Dans les marchés matures, de nombreux consommateurs quittent la parfumerie (plus de 2 millions en dix ans en France), soit pour ne plus utiliser de parfum, soit pour les acheter dans d’autres circuits car ils trouvent que les jus ont atteint des prix injustifiés, soit pour faire de la débrouille, par exemple en se parfumant chez Sephora avant de sortir ou en achetant un flacon à plusieurs. Cependant dans les marchés émergents, comme en Amérique latine, en Asie et même en Afrique, il existe de nombreux nouveaux consommateurs à qui faire découvrir ce secteur, à éduquer au parfum. Mais il faut aussi s’interroger sur le produit : aujourd’hui on conçoit les fragrances dans un spray, il est temps de réinventer la manière de diffuser le parfum.

Wanted, pensé comme un « game changer »Le jus : Signé Fabrice Pellegrin (Firmenich), il est puissant et présenté comme «l’essence de la séduction». C’est une formule courte (Azzaro pour Homme contenait plus de 300 ingrédients), construite autour de belles matières naturelles.

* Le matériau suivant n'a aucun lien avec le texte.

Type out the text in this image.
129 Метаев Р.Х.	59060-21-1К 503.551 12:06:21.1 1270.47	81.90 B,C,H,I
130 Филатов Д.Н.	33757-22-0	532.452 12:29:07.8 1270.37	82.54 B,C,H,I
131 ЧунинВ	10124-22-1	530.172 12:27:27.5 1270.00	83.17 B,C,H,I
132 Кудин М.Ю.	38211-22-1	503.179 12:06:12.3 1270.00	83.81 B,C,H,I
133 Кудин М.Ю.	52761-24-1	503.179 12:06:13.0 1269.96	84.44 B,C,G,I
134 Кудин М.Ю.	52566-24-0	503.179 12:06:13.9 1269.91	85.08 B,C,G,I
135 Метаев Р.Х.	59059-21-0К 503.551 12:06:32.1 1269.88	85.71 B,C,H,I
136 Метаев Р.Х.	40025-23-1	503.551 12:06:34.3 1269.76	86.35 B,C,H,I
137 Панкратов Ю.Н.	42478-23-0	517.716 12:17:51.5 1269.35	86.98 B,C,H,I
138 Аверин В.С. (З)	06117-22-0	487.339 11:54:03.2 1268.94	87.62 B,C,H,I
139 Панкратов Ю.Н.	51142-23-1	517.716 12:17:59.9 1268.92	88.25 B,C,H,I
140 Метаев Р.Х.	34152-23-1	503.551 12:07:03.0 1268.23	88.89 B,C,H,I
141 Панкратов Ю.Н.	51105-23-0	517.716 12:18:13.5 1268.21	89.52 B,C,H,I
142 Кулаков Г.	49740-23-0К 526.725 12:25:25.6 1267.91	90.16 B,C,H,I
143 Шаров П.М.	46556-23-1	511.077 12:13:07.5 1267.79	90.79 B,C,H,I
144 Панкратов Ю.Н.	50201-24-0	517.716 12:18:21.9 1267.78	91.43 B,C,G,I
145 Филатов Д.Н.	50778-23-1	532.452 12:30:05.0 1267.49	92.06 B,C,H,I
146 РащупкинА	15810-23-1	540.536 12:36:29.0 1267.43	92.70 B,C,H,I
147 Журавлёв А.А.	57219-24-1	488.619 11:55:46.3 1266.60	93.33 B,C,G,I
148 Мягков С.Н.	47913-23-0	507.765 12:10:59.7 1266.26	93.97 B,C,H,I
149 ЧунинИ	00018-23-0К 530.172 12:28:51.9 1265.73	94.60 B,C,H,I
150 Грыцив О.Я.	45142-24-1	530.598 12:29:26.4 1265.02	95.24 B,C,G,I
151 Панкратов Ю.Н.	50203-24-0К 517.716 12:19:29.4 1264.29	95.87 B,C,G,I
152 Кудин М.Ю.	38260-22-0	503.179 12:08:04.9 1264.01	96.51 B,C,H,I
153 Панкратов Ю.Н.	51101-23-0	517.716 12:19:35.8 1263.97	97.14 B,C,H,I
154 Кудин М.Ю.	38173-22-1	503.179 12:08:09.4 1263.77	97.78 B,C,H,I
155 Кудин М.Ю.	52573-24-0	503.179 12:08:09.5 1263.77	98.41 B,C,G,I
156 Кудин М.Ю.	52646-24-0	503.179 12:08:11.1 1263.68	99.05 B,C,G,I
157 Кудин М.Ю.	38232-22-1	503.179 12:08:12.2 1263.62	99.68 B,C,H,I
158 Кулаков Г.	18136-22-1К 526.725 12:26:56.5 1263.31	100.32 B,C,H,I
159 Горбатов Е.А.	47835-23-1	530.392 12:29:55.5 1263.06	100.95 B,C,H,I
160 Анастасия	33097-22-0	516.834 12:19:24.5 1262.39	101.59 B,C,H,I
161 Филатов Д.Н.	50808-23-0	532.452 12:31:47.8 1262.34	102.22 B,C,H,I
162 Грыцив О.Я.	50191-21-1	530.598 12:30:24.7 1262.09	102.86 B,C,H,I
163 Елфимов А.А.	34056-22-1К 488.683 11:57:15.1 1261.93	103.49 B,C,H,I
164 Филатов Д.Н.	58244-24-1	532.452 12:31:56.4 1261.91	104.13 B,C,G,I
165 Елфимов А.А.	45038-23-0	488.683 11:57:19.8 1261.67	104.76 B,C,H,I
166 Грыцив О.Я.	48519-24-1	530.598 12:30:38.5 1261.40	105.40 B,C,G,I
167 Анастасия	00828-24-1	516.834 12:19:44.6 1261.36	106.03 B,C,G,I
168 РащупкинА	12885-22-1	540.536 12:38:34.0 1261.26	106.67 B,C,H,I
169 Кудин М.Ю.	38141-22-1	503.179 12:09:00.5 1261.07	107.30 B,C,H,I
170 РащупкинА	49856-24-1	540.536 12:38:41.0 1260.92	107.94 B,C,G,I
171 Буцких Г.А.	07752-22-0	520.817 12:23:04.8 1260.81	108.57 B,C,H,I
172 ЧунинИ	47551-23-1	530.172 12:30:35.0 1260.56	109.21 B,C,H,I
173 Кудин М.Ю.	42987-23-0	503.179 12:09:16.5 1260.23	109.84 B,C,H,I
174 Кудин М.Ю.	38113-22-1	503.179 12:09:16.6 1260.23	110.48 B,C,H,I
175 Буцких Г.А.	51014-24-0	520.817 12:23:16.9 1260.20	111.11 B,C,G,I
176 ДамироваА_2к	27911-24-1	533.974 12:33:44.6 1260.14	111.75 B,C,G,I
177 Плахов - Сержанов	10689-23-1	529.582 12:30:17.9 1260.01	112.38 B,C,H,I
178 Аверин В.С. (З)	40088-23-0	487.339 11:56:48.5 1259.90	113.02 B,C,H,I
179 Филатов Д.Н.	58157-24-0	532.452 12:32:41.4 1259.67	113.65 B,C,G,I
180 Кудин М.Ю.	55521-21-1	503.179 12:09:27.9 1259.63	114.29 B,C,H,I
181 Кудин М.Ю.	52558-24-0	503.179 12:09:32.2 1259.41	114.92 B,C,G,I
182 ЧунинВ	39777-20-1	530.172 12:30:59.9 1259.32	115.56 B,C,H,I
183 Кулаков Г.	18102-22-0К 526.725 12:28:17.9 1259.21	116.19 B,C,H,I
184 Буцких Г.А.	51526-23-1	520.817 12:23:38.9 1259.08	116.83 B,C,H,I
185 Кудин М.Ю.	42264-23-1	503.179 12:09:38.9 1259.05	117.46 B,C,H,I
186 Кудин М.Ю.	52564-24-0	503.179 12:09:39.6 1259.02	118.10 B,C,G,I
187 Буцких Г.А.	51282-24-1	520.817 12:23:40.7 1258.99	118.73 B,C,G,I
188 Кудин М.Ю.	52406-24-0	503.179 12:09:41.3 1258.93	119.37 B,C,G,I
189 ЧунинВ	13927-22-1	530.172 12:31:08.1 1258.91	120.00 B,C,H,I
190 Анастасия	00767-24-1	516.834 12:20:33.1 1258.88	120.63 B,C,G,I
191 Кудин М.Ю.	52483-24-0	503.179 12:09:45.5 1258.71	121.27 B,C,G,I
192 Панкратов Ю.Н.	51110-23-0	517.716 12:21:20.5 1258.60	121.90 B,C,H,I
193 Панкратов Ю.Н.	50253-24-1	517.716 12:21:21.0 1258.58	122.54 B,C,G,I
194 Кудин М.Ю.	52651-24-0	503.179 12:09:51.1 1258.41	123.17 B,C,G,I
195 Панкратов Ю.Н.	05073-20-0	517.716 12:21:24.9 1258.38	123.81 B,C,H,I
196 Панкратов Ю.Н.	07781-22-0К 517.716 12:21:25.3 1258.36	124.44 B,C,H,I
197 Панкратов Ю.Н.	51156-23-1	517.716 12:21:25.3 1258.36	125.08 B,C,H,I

Un jus solaire, rayonnant, épicé.Le flacon : son design en forme de barillet, symbole de puissance, a été réalisé par le studio de création interne de Clarins Fragrance group. Le soleil, symbole d’Azzaro est gravé sur le capot.La communication: Jamais Clarins n’avait dépensé autant pour un lancement de parfum. Inspiré de Largo Winch, le personnage du film est joué par le mannequin Nikolaï Danielsen. Sur le Web, plus de 200 contenus ont été préparés.Objectif : Le top 5 en France en 2016.